Chaperone proteins prevent target proteins from being damaged and folding into their tertiary structure.
As the target protein in co-translational translocation is in its primary structure and held in it by a ribosome and the ER, a chaperone protein is not needed.
The signal sequence of a protein can be found at what terminal?
N terminal.
For co-translational translocation the signal sequence must be recognised by what two structures?
- SRP (signal recognition particle).
2. ER - must be embedded within the ER membrane.
The SRP recognises the signal sequence on the N terminal of the growing polypeptide.
What two things do the SRPs bind to?
- Signal sequence.
2. Ribosome.
The binding of a SRP to the signal sequence and ribosome causes what?
Synthesis of the polypeptide to pause momentarily.
What part of the SRP pauses synthesis of the polypeptide?
Translational pause domain.
SRP consists of RNA and how many proteins?
6
Describe how SRPs facilitate the protein synthesis of a protein destined to enter the ER lumen.
complex explanation
- Protein is synthesised by the ribosome, forming the N terminal (signal sequence).
- SRP binds to signal sequence and its translational pause domain binds to the ribosome.
- Synthesis pauses.
- SRP moves towards the ER membrane and binds to a SRP receptor.
- Binding to the SRP receptor (next to the protein translocator) allows protein to move into the central lumen of the protein translocator.
- Complex is disassembled and SRP and its receptor are released from target protein.

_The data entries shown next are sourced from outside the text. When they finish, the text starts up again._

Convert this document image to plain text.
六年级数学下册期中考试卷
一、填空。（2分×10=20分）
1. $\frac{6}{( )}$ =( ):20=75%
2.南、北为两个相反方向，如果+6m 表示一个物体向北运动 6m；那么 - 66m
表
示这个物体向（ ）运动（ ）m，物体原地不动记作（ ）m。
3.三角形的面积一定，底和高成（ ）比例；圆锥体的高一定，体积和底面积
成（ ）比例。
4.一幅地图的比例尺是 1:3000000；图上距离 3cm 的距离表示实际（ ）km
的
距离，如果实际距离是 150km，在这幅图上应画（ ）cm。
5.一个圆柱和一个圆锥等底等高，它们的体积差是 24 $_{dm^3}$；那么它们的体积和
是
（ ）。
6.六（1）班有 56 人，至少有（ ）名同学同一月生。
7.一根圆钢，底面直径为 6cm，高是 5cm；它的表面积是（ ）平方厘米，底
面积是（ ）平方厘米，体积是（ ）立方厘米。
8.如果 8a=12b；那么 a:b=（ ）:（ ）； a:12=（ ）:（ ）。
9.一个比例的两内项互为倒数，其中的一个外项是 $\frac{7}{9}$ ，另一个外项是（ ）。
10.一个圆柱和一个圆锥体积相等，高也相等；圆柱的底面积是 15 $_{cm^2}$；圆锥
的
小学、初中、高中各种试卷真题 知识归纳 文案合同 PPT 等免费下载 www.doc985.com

- Ribosome and protein remain bound with the membrane, until protein is released into the ER lumen.
Describe what a polysome is.
mRNA remains bound to the ER as it is translated by multiple ribosomes at once.
Once a protein has been translated and is inside the ER, it is folded into its 3D conformation by what bonds?
List 3.
- Ionic bonds
- Hydrogen bonds
- Van der Waals attraction
- Disulphide bonds
What happens during N-linked protein glycosylation?
Pre-formed precursor oligosaccharide, composed of 14 sugars, is added to proteins via the N-terminus (amine group) of an asparagine side chain.
What is the importance of N-linked protein glycosylation?
Quality control - ensures the protein has been folded correctly and is hence mature.
If a protein has not folded correctly, what two processes may occur?
- 3x glucose and 1x mannose are cleaved from the oligosaccharide.
- Glucosyltransferase enzymes add a single glucose back.
Addition of glucose binds protein to chaperones to prevent aggregation and gives them another opportunity to fold.
Describe the process that happens when a protein tries to fold correctly, include the addition of glucose and use of enzymes.
- Protein containing one glucose binds to calnexin (chaperone).
- Protein released and glucosidase cleaves the glucose.
- Protein tries to fold.
- Cycle repeats - if protein does not fold correctly, it is degraded.
Accumulation of misfolded proteins causes ER stress and triggers an unfolded protein response. What three things could happen?
- Inhibition of protein synthesis.
- Degrading of misfolded proteins at a faster rate.
- Increase of transcription of chaperones to look after misfolded proteins.